What's behind Interserve's gloomy outlook?

It was once a sector beloved of investors.

From the late 1990s onwards, as both central and local government sought to outsource more and more of their activities to private sector contractors, support services was seen as a sector that could do no wrong and that offered huge scope for growth.

Companies such as Capita (LSE: CPI.L - news) , Serco, Mitie, Carillion (Frankfurt: 924047 - news) and G4S (Copenhagen: G4S.CO - news) all became stock market darlings. All eventually came a cropper in one way or another.

Today saw another horror story from the sector as Interserve (Frankfurt: 860509 - news) saw its share price more than halve following a profits warning. The company, which was valued by the market at £1.1bn a little over three years ago, is now worth barely one-tenth of that.

You may not be that familiar with Interserve. However, with more than 80,000 employees worldwide, this is a business that touches millions of people's lives on a daily basis.

Its army of more than 15,000 Mrs Mopps cleans thousands of shops, trains, offices and stations around the world on behalf of 500 clients. Its people clean windows at 9,000 sites across the UK and Ireland (Other OTC: IRLD - news) .

It builds, designs and maintains all manner of commercial premises, including schools and colleges.

It serves more than 100,000 school meals every day.

It puts up the temporary seating for the Royal Edinburgh Military Tattoo.

It built the A38 Dobwalls bypass in Cornwall, even going to the trouble of including special features to help preserve the local bat population.

And it runs rehabilitation programmes for people leaving prison.

A broad spread of businesses, you might think, that would surely prevent it from suffering from too many mishaps.

Yet history has proved time and again that just because a company is good at one activity, it does not follow that it will be good at another, however closely related it may appear to be.

Sure enough, seeking to expand that spread of activities has conspired against Interserve, which was founded originally as a dredging contractor in 1884.

An expansion into building energy-from-waste plants, an area in which it was not previously in, proved more expensive than expected. The company has already said it will pull out of the sector.

Today, though, Interserve warned that the "timing and complexities" of getting out of the business were likely to "significantly exceed" the £160m that it has currently set aside to do so.

To put the size of that financial hit into context, the company's operating profits last year were just £124m.

That is not the only area where Interserve is finding life hard.

Former Chancellor George Osborne's imposition of a National Living Wage two summers ago at a stroke added £15m to its annual costs - putting margins under further pressure in a sector where they were already comparatively low.

According to Russ Mould, investment director at the stockbroker AJ Bell, the warning signs were there for those who cared to look in the company's half-year results statement last month.

He adds: "The first red flag was the latest batch of supposedly 'exceptional' items, whose consistent presence in the profit and loss account suggests they are anything but that.
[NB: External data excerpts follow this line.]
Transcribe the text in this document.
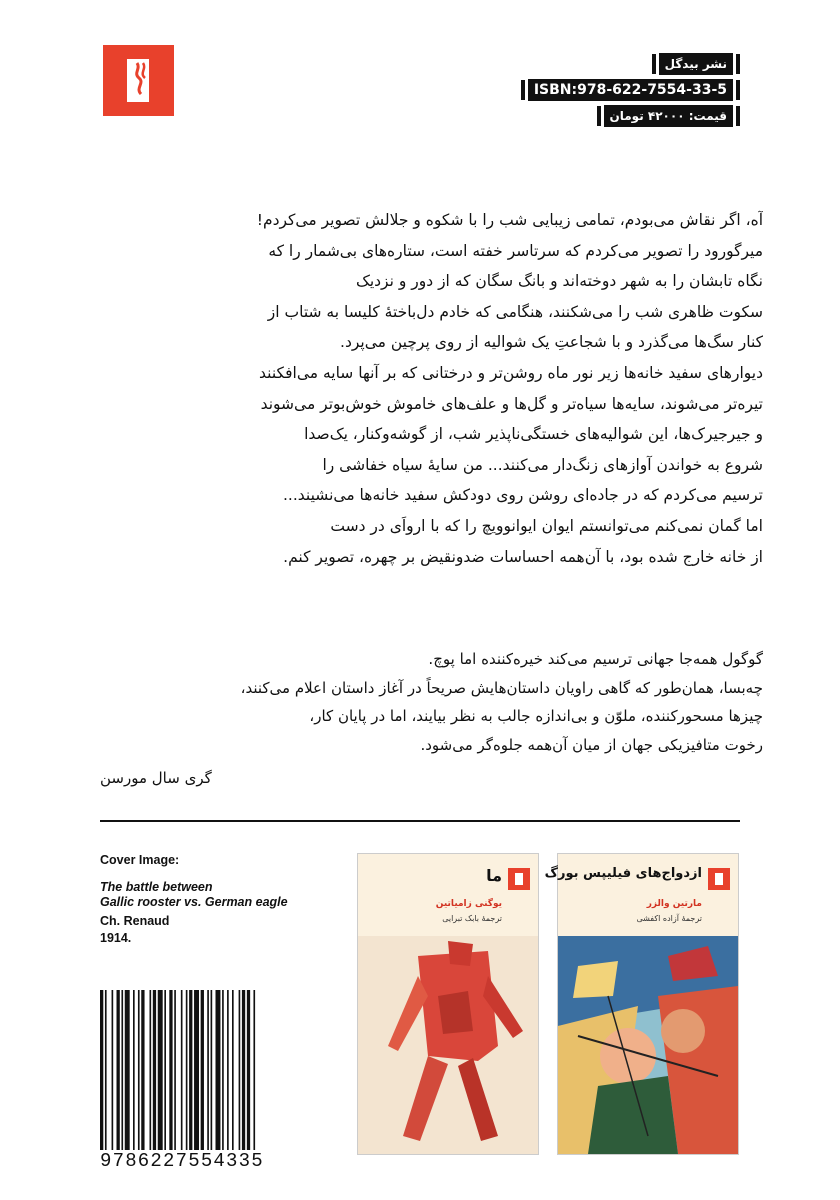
نشر بیدگل
ISBN:978-622-7554-33-5
قیمت: ۴۲۰۰۰ تومان
آه، اگر نقاش می‌بودم، تمامی زیبایی شب را با شکوه و جلالش تصویر می‌کردم!
میرگورود را تصویر می‌کردم که سرتاسر خفته است، ستاره‌های بی‌شمار را که
نگاه تابشان را به شهر دوخته‌اند و بانگ سگان که از دور و نزدیک
سکوت ظاهری شب را می‌شکنند، هنگامی که خادم دل‌باختهٔ کلیسا به شتاب از
کنار سگ‌ها می‌گذرد و با شجاعتِ یک شوالیه از روی پرچین می‌پرد.
دیوارهای سفید خانه‌ها زیر نور ماه روشن‌تر و درختانی که بر آنها سایه می‌افکنند
تیره‌تر می‌شوند، سایه‌ها سیاه‌تر و گل‌ها و علف‌های خاموش خوش‌بوتر می‌شوند
و جیرجیرک‌ها، این شوالیه‌های خستگی‌ناپذیر شب، از گوشه‌وکنار، یک‌صدا
شروع به خواندن آوازهای زنگ‌دار می‌کنند... من سایهٔ سیاه خفاشی را
ترسیم می‌کردم که در جاده‌ای روشن روی دودکش سفید خانه‌ها می‌نشیند...
اما گمان نمی‌کنم می‌توانستم ایوان ایوانوویچ را که با ارواَی در دست
از خانه خارج شده بود، با آن‌همه احساسات ضدونقیض بر چهره، تصویر کنم.
گوگول همه‌جا جهانی ترسیم می‌کند خیره‌کننده اما پوچ.
چه‌بسا، همان‌طور که گاهی راویان داستان‌هایش صریحاً در آغاز داستان اعلام می‌کنند،
چیزها مسحورکننده، ملوّن و بی‌اندازه جالب به نظر بیایند، اما در پایان کار،
رخوت متافیزیکی جهان از میان آن‌همه جلوه‌گر می‌شود.
گری سال مورسن
Cover Image:
The battle between
Gallic rooster vs. German eagle
Ch. Renaud
1914.
9786227554335
ما
یوگنی زامیاتین
ترجمهٔ بابک تبرایی
ازدواج‌های فیلیپس بورگ
مارتین والزر
ترجمهٔ آزاده اکفشی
The second red flag was the creaky balance sheet. The third was the use of impenetrable language."

It is perfectly possible that today's warning, which also alerted investors to disappointing trading in other divisions, was what is known in the City as a 'kitchen-sink' job - in other words, a statement where a company throws in every conceivable piece of bad news that it can in order to paint as bleak a picture as possible to investors.

This is a common tactic when a new boss, wishing to depress expectations, has arrived and, sure enough, Interserve welcomed - if that is the right word - new chief executive Debbie White at the start of the month.

Yet there is reason to suppose things may be just as bad as they look.

The company's net debt, a legacy of all that expansion, is forecast by broker Peel Hunt to be at £435m by the end of the financial year.

Getting that down will be one of Ms White's immediate priorities and, as that debt is supported by just £100m or so worth of equity, it seems odds-on that Interserve will be asking shareholders for more money imminently.

Just as soon as it has got around to hiring a new finance director, that is.